Question

If $\sin A=\sin B$ and $\cos A=\cos B$, then

A.$\sin \frac{A-B}{2}=0$

B.$\sin \frac{A+B}{2}=0$

C.$\cos \frac{A-B}{2}=0$

D.$\cos A+B=0$

• A.
• B.
• C.
• D.

Answer 1

The correct option is A .$\sin \frac{A-B}{2}=0$

We have $\sin A=\sin B$ and $\cos A=\cos B$

Using $\sin 2\theta =2\sin \theta \cos \theta$, we get,

$\Rightarrow 2\sin \frac{A}{2}\cos \frac{A}{2}=2\sin \frac{B}{2}\cos \frac{B}{2}$

$\Rightarrow \sin \frac{A}{2}\cos \frac{A}{2}=\sin \frac{B}{2}\cos \frac{B}{2}$..(i)

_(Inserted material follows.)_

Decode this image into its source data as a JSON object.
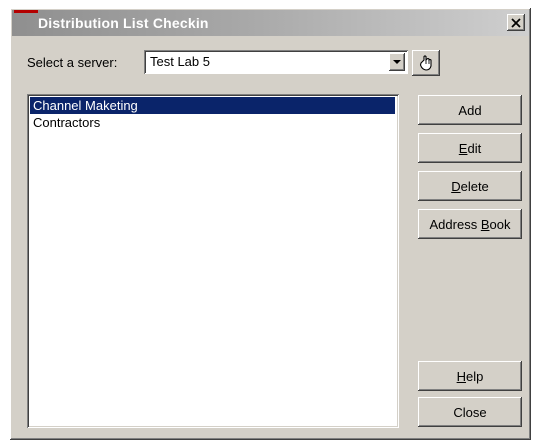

Using $\cos 2\theta =2{\cos }^2\theta -1$, we get,

$\Rightarrow 2{\cos }^2\frac{A}{2}-1=2{\cos }^2\frac{B}{2}-1$

$\Rightarrow \cos \frac{A}{2}=\cos \frac{B}{2}$...(ii)

From (i) and (ii)

$\Rightarrow \sin \frac{A}{2}=\sin \frac{B}{2}$ ...(iii)

Consider, $\sin \left(\frac{A-B}{2}\right)$

$=\sin \frac{A}{2}\cos \frac{B}{2}-\cos \frac{A}{2}\sin \frac{B}{2}$

$=0$ [From (ii) and (iii)]

Hence, $\sin \left(\frac{A-B}{2}\right)=0$